One open question is exit strategy. Climate adaptation infrastructure is still a relatively new category, and the buyer universe for these assets isn't fully formed. Strategic acquirers exist — large utilities, infrastructure platforms, industrial companies — but multiples and valuation frameworks are still being established. Gold's M&A experience will be tested as Fund I companies approach exit windows in the next 2-3 years.
What to Watch — And What Could Go Wrong
Climate-Adaptive's success hinges on a few critical variables. First, the firm needs to prove that climate adaptation infrastructure can generate PE-level returns — not just impact metrics. Early exits will be closely watched by LPs evaluating whether this is a durable investment category or a niche play.
Second, the firm needs to avoid mission drift. As AUM grows, the temptation to broaden the mandate — adding renewable energy, carbon credits, or other climate-adjacent assets — will increase. If Climate-Adaptive sticks to its resilience-focused lane, it retains differentiation. If it chases every climate trend, it becomes just another infrastructure fund with an ESG overlay.
Third, execution risk. Hiring Gold mitigates this, but operational value creation in mid-market infrastructure is hard. These companies often have entrenched management teams, complex regulatory environments, and capital structures that limit flexibility. If Climate-Adaptive can't demonstrate consistent EBITDA growth and margin improvement across its portfolio, LP confidence will erode.
Finally, the climate risk itself.
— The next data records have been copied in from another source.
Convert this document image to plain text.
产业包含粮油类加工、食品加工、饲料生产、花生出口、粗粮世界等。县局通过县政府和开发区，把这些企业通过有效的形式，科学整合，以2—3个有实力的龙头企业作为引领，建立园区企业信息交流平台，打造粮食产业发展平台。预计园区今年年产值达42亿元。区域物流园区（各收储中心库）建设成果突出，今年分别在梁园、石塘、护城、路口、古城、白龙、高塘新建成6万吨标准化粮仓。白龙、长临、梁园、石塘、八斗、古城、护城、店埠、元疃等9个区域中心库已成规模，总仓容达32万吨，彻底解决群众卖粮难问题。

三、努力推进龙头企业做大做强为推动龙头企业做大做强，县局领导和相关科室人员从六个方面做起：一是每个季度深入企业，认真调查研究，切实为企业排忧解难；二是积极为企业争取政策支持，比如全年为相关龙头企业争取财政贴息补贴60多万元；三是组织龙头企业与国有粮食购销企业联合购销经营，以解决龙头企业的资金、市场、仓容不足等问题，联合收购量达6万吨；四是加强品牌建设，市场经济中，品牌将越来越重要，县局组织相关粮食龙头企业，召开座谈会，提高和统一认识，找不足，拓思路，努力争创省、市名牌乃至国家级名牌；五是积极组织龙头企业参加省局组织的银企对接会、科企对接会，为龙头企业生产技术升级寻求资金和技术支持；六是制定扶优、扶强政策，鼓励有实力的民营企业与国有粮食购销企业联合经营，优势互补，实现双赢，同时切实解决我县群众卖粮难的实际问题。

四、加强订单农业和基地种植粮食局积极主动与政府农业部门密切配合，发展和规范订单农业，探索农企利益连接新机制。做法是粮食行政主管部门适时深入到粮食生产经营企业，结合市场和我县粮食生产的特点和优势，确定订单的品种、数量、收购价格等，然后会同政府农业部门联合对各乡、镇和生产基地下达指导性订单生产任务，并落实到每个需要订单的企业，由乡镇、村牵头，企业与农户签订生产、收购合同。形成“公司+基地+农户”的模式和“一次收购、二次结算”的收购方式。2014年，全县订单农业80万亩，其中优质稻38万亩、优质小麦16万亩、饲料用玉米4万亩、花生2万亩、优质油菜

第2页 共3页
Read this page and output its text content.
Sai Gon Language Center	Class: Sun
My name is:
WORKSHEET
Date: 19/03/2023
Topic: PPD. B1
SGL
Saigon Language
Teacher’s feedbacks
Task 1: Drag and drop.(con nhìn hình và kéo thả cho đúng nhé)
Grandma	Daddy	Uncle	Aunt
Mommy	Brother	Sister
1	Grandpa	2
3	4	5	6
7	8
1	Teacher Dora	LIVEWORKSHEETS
Climate-Adaptive is betting that physical climate impacts will worsen and that infrastructure resilience will become a mandated cost, not an optional upgrade. If climate stabilizes faster than expected — or if governments fail to enforce resilience standards — the investment thesis weakens.
None of these are fatal risks, but they're real. Gold's track record suggests he's comfortable operating in uncertain, capital-intensive sectors where returns come from operational improvement, not macro tailwinds alone. Whether that's enough to make climate adaptation a scalable PE strategy is the question the firm is now positioned to answer.
The Bigger Bet — Resilience as an Asset Class
If Climate-Adaptive succeeds — and if a handful of other funds in this space prove the model — climate adaptation infrastructure could emerge as a distinct asset class within private markets. That would mean dedicated fund-of-funds allocations, index construction, and standardized resilience metrics that allow LPs to compare performance across managers.
We're not there yet. But the pieces are assembling. Gold's hire is one of them.
For now, Climate-Adaptive remains a bet — on a thesis, on a team, and on the idea that the infrastructure we've built for the climate of the past won't survive the climate of the future.
Whether that bet pays off will depend less on the thesis itself — which is increasingly hard to argue against — and more on whether the firm can execute at the level its ambitions require. Gold's job is to prove it can.